There is certainly ground for hope of something that Russell has on her wish list since she started training. “The Grand National has always been at the top of it. Everyone can remember their first National. It was Red Rum’s third win I can remember. For me it was part of growing up as a kid. I remember Red Rum and the race really got hold of my heart.

It’s the race I’ve always wanted to win. We’ve won at the Cheltenham Festival but the National would top that.”

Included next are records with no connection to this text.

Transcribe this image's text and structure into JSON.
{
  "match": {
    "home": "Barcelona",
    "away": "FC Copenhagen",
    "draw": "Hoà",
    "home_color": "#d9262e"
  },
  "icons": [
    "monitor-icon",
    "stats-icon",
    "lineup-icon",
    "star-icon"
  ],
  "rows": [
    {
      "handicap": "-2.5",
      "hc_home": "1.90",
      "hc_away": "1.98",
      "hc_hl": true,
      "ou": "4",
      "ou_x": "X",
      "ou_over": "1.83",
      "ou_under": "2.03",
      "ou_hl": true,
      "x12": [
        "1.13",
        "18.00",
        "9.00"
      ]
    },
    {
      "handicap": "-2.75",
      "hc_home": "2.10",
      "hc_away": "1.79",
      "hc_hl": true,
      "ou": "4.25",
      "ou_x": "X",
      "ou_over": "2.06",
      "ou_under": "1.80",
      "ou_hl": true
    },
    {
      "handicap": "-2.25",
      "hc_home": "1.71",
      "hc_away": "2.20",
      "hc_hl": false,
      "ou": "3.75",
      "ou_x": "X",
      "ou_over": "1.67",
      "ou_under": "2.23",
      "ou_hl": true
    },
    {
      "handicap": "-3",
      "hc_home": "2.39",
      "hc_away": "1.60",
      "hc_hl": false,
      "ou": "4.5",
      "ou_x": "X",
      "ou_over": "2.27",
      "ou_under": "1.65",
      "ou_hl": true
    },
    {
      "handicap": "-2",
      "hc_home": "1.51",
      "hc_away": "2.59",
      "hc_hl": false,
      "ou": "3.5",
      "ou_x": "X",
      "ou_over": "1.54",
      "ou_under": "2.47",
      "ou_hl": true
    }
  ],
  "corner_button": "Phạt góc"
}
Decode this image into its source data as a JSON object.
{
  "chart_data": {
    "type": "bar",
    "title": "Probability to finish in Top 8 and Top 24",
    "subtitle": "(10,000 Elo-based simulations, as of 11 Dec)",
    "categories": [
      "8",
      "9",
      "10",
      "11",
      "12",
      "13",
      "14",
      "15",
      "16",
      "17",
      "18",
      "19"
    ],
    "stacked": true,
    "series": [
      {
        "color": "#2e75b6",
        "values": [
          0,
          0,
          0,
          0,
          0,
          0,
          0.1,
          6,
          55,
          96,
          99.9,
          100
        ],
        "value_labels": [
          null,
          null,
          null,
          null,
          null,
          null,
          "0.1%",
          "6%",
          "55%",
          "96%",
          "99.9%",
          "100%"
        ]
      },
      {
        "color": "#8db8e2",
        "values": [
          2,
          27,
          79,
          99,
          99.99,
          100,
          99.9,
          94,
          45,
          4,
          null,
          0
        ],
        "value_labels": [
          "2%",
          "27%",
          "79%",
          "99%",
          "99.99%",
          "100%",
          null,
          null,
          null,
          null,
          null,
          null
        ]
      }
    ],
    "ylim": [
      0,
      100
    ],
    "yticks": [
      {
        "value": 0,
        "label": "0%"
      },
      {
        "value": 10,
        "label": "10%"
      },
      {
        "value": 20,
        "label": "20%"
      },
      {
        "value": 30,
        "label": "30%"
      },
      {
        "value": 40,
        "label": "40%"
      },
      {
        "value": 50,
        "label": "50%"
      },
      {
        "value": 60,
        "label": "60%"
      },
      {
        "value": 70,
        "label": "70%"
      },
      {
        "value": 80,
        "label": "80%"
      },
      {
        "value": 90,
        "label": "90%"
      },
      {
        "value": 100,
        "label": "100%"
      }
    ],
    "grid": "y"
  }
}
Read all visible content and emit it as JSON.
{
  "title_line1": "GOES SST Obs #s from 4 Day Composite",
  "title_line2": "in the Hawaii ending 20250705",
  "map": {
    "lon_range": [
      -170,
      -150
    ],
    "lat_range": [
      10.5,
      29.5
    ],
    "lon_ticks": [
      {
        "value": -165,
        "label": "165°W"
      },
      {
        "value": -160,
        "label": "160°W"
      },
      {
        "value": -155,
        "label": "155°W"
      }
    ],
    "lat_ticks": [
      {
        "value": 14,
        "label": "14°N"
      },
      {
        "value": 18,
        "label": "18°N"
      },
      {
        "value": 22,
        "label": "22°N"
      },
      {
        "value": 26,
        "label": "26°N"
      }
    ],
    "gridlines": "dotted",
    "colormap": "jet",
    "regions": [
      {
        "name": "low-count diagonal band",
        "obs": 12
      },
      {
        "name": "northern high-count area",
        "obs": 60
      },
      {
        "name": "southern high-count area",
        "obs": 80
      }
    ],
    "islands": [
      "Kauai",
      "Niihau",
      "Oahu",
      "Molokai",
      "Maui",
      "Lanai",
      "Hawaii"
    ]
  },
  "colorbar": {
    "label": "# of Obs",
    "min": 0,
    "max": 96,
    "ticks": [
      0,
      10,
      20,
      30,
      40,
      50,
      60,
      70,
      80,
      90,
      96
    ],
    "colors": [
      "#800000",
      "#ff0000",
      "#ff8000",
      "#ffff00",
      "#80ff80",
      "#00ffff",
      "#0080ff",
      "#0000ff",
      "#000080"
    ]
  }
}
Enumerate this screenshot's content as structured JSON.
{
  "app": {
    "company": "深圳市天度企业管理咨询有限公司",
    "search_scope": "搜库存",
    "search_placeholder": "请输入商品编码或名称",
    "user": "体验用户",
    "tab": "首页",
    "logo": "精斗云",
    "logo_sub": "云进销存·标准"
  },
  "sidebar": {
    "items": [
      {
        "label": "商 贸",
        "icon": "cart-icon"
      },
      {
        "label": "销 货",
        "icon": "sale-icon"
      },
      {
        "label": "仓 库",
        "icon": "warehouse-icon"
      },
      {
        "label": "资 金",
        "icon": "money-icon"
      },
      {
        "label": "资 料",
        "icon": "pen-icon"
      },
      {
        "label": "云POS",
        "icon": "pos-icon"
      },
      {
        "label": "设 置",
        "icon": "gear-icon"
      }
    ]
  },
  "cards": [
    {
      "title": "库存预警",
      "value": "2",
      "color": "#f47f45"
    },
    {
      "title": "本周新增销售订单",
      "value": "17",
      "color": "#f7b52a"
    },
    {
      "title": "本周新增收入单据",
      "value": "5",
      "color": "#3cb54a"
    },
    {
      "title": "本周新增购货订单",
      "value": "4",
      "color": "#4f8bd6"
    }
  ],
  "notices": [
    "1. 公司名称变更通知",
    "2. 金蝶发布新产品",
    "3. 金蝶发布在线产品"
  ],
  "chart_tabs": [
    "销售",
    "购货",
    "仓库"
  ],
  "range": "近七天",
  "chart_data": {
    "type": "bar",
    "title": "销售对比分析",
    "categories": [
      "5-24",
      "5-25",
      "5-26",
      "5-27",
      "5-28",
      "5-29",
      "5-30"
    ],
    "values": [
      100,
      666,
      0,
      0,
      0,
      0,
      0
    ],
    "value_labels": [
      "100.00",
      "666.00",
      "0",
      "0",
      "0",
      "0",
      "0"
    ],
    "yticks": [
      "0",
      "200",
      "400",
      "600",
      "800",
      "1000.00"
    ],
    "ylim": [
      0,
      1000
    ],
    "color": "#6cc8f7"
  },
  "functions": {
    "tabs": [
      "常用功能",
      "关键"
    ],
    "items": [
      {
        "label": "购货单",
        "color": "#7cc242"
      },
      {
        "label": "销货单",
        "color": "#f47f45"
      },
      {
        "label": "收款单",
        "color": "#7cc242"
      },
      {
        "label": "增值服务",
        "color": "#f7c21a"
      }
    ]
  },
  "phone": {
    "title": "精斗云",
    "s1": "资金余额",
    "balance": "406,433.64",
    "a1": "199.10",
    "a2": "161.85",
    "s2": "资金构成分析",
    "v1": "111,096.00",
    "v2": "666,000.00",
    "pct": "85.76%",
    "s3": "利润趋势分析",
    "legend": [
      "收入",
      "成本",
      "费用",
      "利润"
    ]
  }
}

One For Arthur was bought at Cheltenham Sales in December 2013 and runs for owners Belinda McClung and Debs Thompson who call themselves the Two Golf Widows. “Their husbands are members of Muirfield and they decided they wanted a horse together,” Russell said. “The idea started during the racing and tidied up by the end of the evening.”

It is fine margins that can make the difference when the big money is down on the golf course and was perhaps best articulated by Bobby Locke.

The South African was asked for the secret to success and said: “You drive for show, but putt for dough.”

If One For Arthur has the drive he can certainly pick up the dough.